While J.R. Smith sat at the end of the bench as his Knick teammates were surprising the Miami Heat last night, a Yahoo! sports writer was putting his final touches on a scathing column about the embattled New York guard.
Smith was fined $50,000 by the NBA this week after the immature act of untying the sneakers of opponents during several NBA games. With that incident this week, Yahoo’s Adrian Wojnarowski decided to take a look at Smith’s entire career since entering the NBA out of high school. After Smith, then a member of the Denver Nuggets, was jailed four years ago for causing the death of a close friend due to reckless driving, Wojnarowski spoke to him:
“Smith sat inside a New Jersey country club, and told me how the death of his close friend, caused by Smith’s recklessness behind the wheel, had changed his life. From the guilt over the death, to a summer in a prison cell, to wanting his young daughter to never have to keep reading about his misdeeds, Smith vowed to be a changed man.
“I think I was a follower to an extent,” Smith told me. “If someone would ask me to do something that was on the borderline, more than likely I’d say, ‘OK, let’s go.’ Now, I think I see the bigger picture finally. …I think I need to mature and understand what I say before I say it, and what I do before I do it.”
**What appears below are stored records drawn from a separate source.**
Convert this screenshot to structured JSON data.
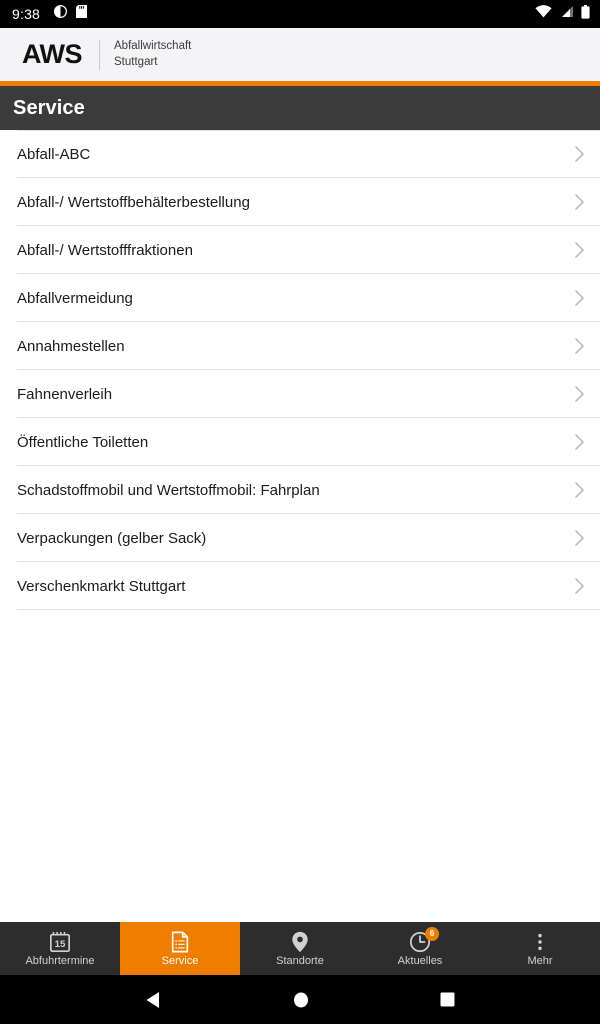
{
  "status_bar": {
    "time": "9:38",
    "left_icons": [
      "notification-circle-icon",
      "sd-card-icon"
    ],
    "right_icons": [
      "wifi-icon",
      "cellular-signal-icon",
      "battery-icon"
    ]
  },
  "brand_header": {
    "logo_text": "AWS",
    "subtitle_line1": "Abfallwirtschaft",
    "subtitle_line2": "Stuttgart",
    "accent_color": "#ef7d00"
  },
  "title_bar": {
    "title": "Service",
    "background": "#3b3b3b"
  },
  "service_list": {
    "chevron_icon": "chevron-right-icon",
    "items": [
      {
        "label": "Abfall-ABC"
      },
      {
        "label": "Abfall-/ Wertstoffbehälterbestellung"
      },
      {
        "label": "Abfall-/ Wertstofffraktionen"
      },
      {
        "label": "Abfallvermeidung"
      },
      {
        "label": "Annahmestellen"
      },
      {
        "label": "Fahnenverleih"
      },
      {
        "label": "Öffentliche Toiletten"
      },
      {
        "label": "Schadstoffmobil und Wertstoffmobil: Fahrplan"
      },
      {
        "label": "Verpackungen (gelber Sack)"
      },
      {
        "label": "Verschenkmarkt Stuttgart"
      }
    ]
  },
  "tab_bar": {
    "active_color": "#ef7d00",
    "background": "#2d2d2d",
    "tabs": [
      {
        "label": "Abfuhrtermine",
        "icon": "calendar-icon",
        "calendar_day": "15",
        "active": false,
        "badge": ""
      },
      {
        "label": "Service",
        "icon": "document-list-icon",
        "active": true,
        "badge": ""
      },
      {
        "label": "Standorte",
        "icon": "map-pin-icon",
        "active": false,
        "badge": ""
      },
      {
        "label": "Aktuelles",
        "icon": "clock-icon",
        "active": false,
        "badge": "6"
      },
      {
        "label": "Mehr",
        "icon": "more-vertical-icon",
        "active": false,
        "badge": ""
      }
    ]
  },
  "android_nav": {
    "back": "back-triangle-icon",
    "home": "home-circle-icon",
    "recents": "recents-square-icon"
  }
}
And since then? He started the season under suspension for violating the league’s anti-drug policy. He was fined $25,000 two years ago for posting an ass-shot of a lady friend on twitter. He was fined $25,000 this season for a Twitter beef with Brandon Jennings. Smith has been involved in fights, including one that in 2006 that led to a 10-game suspension. And he was fined $1 million by his team in China, where Smith played during the lockout season. And, as Wojnarowski writes, here’s part of the reason why:
Perhaps his greatest excess of idiocy had been a weekend of running a room service bill into the proximity of $3,000, a source with direct knowledge told Yahoo Sports. He kept ordering food, stacking piles of trays upon trays – “just to see if they would keep bringing it to the room,” the source said.
You would blindly think that all of Smith’s transgressions were the result of a young man growing up in difficult surroundings with little family guidance, right? Wojnarowski calls it all a con:
“J.R. Smith was raised in a suburban, middle-class home with two good parents and access to an excellent education. He had a tremendous high school coaching mentor – Dan Hurley at St. Benedict’s Prep in Newark, N.J. –and he has long been taught the difference of right and wrong. Smith’s always loved to play the part of a tough city kid, but truth be told, he’s a soft, spoiled suburban jump-shooter.”